Exaltada, avançou de novo, de mãos estendidas numa ameaça, para o homem que a ouvia cheio de assombro. Weiss retrocedeu um passo e ela continuou:
— Você matou Josiah e os outros... E matou também o meu pai!
Saltou, com o intuito de arranhá-lo, mas, num movimento rápido, Weiss agarrou-lhe as mãos no ar, dobrou--lhas e atirou-a ao chão.
Graça quis levantar-se, mas deteve-a a boca negra de um «Colt», a dois palmos da cara. Weiss, que puxara cobardemente do revólver para defender-se, sorria.
— És muito esperta, minha beldade! Bastaram as poucas palavras que troquei com os meus homens para compreenderes tudo... Mas isso perdeu-te, sabes? Agora já não me interessas, vou mandar-te, mais ao teu irmão, para o Inferno!
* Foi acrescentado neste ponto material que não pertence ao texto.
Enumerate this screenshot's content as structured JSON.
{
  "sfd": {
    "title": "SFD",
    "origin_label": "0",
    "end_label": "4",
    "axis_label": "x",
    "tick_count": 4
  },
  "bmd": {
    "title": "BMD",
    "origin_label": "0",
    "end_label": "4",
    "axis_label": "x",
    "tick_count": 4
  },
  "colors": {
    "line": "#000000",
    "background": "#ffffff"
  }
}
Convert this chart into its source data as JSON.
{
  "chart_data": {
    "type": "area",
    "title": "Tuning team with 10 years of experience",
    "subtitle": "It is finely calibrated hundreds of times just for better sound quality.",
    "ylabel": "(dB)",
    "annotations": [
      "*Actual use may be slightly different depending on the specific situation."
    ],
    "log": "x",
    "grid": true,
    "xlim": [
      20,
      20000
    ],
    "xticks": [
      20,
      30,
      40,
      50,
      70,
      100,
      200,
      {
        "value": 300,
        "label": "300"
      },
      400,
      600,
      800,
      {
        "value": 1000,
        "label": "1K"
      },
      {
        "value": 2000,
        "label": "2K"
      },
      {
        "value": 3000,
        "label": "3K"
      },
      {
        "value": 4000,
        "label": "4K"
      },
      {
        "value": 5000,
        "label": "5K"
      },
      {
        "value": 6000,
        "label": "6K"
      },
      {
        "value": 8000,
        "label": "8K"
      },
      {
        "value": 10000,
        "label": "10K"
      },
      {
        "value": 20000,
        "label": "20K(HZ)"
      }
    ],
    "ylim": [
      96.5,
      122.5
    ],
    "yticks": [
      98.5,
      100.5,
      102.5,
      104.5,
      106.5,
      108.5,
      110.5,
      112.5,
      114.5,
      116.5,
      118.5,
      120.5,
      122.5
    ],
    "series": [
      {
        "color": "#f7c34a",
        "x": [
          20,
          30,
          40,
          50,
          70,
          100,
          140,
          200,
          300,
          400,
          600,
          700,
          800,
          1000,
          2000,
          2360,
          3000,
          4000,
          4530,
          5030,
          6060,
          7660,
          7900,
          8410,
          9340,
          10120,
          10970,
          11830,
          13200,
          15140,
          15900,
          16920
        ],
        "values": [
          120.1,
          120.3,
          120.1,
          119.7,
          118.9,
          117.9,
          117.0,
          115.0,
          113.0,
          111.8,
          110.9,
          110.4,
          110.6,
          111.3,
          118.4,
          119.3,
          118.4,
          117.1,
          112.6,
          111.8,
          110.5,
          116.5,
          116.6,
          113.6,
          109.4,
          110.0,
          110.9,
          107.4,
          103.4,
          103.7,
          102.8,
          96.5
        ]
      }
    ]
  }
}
Foi com alegria que Graça o ouviu: não lhe importava morrer; pelo contrário, desejava-o com todas as forças! Por isso, quando os seus olhos, fitos no indicador do homem, viram que o indicador se contraía, cerrou as pálpebras e murmurou:
— Recebe-nos, Senhor...
O tiro soou, mas ela continuava a viver, e respirava, sem sentir a menor dor. Abriu os olhos e deparou-se-lhe a mão assassina, de dedos crispados, mas sem arma; depois viu o rosto cheio de surpresa de Weiss e...
Com uma rapidez espantosa, o mórmon procurou tirar com a mão esquerda o segundo «Colt». Mas novo tiro soou sobre a cabeça da rapariga e aquele que momentos antes quisera roubar-lhe a vida cambaleou um segundo e, depois, estatelou-se no chão, com um baque surdo.
— É ele, Graça! — gritou o pequenito, sorvendo as lágrimas. — É o Franck! Voltou... salvou-nos!
E Alfredo trepou pela encosta, aos tropeções. Graça olhou para cima e sentiu acender-se-lhe no peito a maior alegria: de facto, Franck Bryce, o único amigo com que contavam, abraçava o irmão e erguia-o no ar, para beijá-lo carinhosamente.
Graça viu-o aproximar-se, sem saber o que dizer-lhe. Bryce pousou o garoto no chão e abriu os braços, nos quais se refugiou, comovida, sacudida por soluços mais eloquentes do que todas as palavras.